Hall first discussed the impact from COVID-19 on lottery retail sales by showing a month-to-month comparison of 2020 and 2019 sales between January and September.
Before the virus hit the United States, lottery sales were just slightly behind the 2019 figures, but decreased significantly in March, dropping to minus 21 percent of March 2019.
“Mid-March is when public awareness and concern about coronavirus first took hold. It’s when business restrictions and shelter in place guidance took effect,” Hall said. “We saw a sudden dramatic drop in lottery sales activity in March, which continued through much of April.”
April was not nearly as bad with retail sales decreasing by eight percent compared to April of 2019.
Starting in May and spanning through September, 2020 lottery sales increased by at least nine percent or more for those months, the largest occurring in July with a 17 percent jump.
Hall said the spring rebound could be attributed to several factors including retailers retrofitting their stores with plexiglass barriers on counters and other coronavirus adjustments as well as consuming becoming more comfortable in public spaces and specific business restrictions.

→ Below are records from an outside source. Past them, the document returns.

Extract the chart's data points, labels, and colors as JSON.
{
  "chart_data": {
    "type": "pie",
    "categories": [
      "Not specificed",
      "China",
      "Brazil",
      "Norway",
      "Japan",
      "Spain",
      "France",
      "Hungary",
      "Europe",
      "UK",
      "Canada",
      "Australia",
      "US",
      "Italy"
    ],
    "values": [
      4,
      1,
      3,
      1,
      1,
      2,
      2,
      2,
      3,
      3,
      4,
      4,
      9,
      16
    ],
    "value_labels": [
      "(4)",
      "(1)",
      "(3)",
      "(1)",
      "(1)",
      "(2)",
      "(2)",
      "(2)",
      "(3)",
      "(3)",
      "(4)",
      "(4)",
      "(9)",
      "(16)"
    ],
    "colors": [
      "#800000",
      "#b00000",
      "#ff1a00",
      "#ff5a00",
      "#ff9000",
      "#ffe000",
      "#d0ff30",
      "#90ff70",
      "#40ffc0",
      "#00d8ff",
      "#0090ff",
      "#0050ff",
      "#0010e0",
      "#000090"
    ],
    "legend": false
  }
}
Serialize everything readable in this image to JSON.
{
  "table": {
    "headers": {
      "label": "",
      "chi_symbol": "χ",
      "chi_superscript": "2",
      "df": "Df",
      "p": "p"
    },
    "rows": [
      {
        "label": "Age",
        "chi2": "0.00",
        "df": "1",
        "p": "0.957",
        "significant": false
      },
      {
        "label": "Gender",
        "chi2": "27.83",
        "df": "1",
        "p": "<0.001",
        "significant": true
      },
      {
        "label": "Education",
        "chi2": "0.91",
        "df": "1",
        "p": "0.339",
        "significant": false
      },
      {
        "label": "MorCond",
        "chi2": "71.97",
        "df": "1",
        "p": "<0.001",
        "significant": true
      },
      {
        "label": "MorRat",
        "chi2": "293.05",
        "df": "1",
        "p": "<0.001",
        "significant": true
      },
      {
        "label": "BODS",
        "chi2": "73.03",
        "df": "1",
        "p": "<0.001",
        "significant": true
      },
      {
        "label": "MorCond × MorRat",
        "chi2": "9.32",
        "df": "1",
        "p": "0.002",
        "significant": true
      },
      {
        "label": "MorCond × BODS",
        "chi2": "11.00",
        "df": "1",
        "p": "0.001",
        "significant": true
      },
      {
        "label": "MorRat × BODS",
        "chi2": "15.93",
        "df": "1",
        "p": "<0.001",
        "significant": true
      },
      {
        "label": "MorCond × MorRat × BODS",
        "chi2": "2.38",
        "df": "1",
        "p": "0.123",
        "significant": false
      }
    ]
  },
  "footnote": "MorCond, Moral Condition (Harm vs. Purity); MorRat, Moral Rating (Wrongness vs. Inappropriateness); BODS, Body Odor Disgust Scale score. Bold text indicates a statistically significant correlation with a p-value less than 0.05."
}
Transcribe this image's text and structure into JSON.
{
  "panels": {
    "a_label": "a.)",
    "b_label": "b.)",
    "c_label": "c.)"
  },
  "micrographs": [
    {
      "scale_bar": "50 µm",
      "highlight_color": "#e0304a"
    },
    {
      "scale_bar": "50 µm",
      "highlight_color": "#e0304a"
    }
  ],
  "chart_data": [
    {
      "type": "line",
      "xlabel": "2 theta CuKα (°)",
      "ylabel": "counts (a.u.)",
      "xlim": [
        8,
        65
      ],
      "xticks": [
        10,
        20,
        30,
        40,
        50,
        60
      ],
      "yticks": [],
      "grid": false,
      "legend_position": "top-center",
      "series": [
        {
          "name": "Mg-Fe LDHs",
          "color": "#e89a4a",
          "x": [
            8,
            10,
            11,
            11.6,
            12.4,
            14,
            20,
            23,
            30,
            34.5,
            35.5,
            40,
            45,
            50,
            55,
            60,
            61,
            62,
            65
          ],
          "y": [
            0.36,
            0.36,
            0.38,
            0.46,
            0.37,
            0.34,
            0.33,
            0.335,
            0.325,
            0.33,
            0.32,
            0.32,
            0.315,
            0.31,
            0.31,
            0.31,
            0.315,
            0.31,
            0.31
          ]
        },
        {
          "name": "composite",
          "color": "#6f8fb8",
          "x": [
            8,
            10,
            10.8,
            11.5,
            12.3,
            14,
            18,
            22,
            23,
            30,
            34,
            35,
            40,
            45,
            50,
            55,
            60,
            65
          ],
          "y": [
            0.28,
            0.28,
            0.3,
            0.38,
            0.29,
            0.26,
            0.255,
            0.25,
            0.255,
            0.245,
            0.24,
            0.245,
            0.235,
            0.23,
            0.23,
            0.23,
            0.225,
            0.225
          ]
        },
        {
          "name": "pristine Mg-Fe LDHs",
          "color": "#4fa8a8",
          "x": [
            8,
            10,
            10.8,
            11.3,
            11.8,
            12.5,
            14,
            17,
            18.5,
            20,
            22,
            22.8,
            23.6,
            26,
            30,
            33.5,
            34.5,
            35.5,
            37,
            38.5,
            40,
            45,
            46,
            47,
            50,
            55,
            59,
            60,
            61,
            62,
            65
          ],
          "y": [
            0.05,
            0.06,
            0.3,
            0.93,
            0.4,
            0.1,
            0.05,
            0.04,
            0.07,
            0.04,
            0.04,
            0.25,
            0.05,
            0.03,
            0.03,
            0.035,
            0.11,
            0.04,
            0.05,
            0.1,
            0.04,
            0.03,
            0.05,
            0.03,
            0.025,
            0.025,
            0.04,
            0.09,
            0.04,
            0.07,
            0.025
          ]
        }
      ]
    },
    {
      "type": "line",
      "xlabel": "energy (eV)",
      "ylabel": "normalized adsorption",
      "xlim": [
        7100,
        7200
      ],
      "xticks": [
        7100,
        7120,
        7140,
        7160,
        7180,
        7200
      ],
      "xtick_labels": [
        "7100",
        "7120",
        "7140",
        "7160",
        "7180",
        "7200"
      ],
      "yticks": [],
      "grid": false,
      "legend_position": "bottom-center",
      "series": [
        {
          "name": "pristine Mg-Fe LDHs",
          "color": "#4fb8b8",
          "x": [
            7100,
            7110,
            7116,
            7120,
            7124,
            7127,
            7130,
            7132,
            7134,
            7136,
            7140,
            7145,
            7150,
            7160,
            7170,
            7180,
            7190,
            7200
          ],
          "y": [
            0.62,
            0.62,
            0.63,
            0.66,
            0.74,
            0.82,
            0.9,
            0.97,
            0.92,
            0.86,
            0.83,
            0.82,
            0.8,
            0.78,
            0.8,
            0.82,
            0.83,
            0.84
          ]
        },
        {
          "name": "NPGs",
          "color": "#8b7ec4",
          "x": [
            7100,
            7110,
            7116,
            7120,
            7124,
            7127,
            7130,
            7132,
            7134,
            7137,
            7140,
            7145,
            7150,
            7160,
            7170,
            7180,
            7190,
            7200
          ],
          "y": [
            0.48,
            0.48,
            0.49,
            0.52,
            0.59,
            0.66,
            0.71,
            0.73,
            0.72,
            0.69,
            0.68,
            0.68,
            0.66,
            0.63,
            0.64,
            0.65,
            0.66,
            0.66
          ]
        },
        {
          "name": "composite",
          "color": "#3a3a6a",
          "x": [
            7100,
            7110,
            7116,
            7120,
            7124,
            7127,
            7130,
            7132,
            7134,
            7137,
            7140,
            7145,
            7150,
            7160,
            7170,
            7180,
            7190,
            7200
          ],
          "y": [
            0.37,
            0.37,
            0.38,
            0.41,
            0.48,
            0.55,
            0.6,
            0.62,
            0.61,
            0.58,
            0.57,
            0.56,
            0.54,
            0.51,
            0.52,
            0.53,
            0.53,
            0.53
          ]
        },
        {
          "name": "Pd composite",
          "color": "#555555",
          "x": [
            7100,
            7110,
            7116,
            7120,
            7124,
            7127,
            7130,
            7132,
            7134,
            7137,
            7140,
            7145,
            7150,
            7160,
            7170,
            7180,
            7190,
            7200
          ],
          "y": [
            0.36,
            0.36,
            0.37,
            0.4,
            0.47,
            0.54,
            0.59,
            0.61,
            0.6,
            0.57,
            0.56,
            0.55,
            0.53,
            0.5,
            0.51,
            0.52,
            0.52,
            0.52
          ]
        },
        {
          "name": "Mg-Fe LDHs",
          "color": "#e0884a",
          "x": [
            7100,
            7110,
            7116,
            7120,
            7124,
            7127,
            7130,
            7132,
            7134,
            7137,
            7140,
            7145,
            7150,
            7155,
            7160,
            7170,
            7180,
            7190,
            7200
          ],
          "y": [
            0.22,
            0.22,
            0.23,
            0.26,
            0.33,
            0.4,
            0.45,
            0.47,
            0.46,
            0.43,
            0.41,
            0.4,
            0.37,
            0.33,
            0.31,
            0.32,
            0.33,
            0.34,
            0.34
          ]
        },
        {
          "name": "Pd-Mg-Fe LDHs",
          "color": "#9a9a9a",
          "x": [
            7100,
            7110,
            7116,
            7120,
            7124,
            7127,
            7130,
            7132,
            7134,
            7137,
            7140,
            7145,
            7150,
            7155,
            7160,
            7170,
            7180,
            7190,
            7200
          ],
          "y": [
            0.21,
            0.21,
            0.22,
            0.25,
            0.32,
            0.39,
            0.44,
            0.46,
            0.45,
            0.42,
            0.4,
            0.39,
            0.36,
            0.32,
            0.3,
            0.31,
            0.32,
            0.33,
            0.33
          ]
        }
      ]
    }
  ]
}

Although the Virginia Lottery did not meet or exceed the total sales of 2019 ($2.3 billion), they were able to exceed the fiscal year 2020 sales goals by one-tenth of a percent and revenue expectations by 1.5 percent, according to Hall.
This resulted in $595 million in lottery proceeds given to K-12 programs, albeit lower than 2019 proceeds of $649 million.
When talking about the launch of online lottery games, under the term iLottery, Hall said, “we continue to believe [iLottery] will strengthen overall lottery sales by reaching consumers anywhere they are, anytime they want” and since implementation traditional products have experienced significant sales growth, signaling that more accessible online games do not have an adverse effect on things like scratch tickets.
Hall also touched on the progress of bringing mobile sports betting to the Commonwealth in early 2021, a process that has been ongoing for several months now.
Currently, the lottery has begun accepting applications from mobile sports betting operators such as FanDuel, DraftKings, Penn National Gaming and others, and has 90-days to review many aspects of the applicant companies.
The process for bringing casinos to multiple cities in Virginia, including the possibility of one in Richmond, was also discussed by Hall and committee members.
During a short question and answer period, Senate Minority Leader Thomas Norment (R-James City County) brought up the diversification of gaming options and asked “is enough enough at this point?”
In response to Norment, Hall said: “The unique, perhaps once in a generation impact of the public health emergency, has prompted a push by the gaming industry for further expansion.
“Sufficient to say there will always be an industry interest in pushing the envelope forward and using whatever opportunity or tools are available. Virginia as a commonwealth is somewhat late to the conversation, but I believe is moving forward in a measured, responsible way.”